The combination of newfound independence and the pressures of school or new careers can lead to risky behaviors. For example, research shows that people tend to drink the heaviest in their late teens and early to mid-20s. And the rates of illicit drug use are higher in young adults than in any other age group. You may know a young person who is having trouble with drinking or drug use, but keep in mind that help with prevention and recovery is available.
In this issue of Your Source, you’ll learn how to:
- Spot the warning signs of alcohol and drug use
- Help the young adult cope with the problem
- Tap into resources that can help with recovery
Your guidance and open communication is helpful to a young person who is independent, yet struggling with substance use. Although he or she may not approve of your concern at first, you can play a positive role in his or her recovery.
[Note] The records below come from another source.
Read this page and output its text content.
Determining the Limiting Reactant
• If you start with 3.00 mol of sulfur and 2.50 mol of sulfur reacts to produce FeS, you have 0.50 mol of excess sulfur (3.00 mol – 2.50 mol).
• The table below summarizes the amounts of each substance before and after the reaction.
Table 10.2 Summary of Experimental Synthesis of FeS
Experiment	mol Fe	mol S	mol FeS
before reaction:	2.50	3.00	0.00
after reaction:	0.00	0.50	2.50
Log on to access Substance Use and Young Adults and other helpful resources in the Spotlight section, and share this with your co-workers and family members.
Taking action to help the young adult
When a young person has a problem with drugs or alcohol, it’s important to act as soon as possible. The sooner people get help, the greater their chances for recovery. First, it’s important to learn as much as you can about what is involved in overcoming substance use. Some helpful sources are shown here.
Intervene to Begin the Recovery Process
It often is not easy for the young person to admit that help for substance abuse is needed. When a person is reluctant to seek help, you may need to carefully confront him or her. This can be done along with other family members and friends. It’s good to outline the problems the person will likely face in work, family and long-term health if he or she does not get treatment. The goal is to have the young person accept help and begin recovery.
Treatment Help is Available
Substance use treatment can be provided in a variety of settings. Stopping the alcohol or drug use is the first step to recovery. Most people need help to stop. Often a person with alcohol or drug dependence will need treatment provided by professionals, just as with other diseases. The person’s doctor may be able to offer guidance. Or he or she could see a mental health provider.
Be There to Offer Support
Whether he or she uses self-help, therapy or a treatment program, the young person will need ongoing support in recovery. Family, close friends, therapists and even other recovering people can provide encouragement and guidance. If you notice a young person going back into substance use, talk about it openly and ask what you can do to help. Recovering from a substance problem doesn’t end with a brief treatment program. It is a lifelong process. Joining support groups can be very helpful in battling addiction.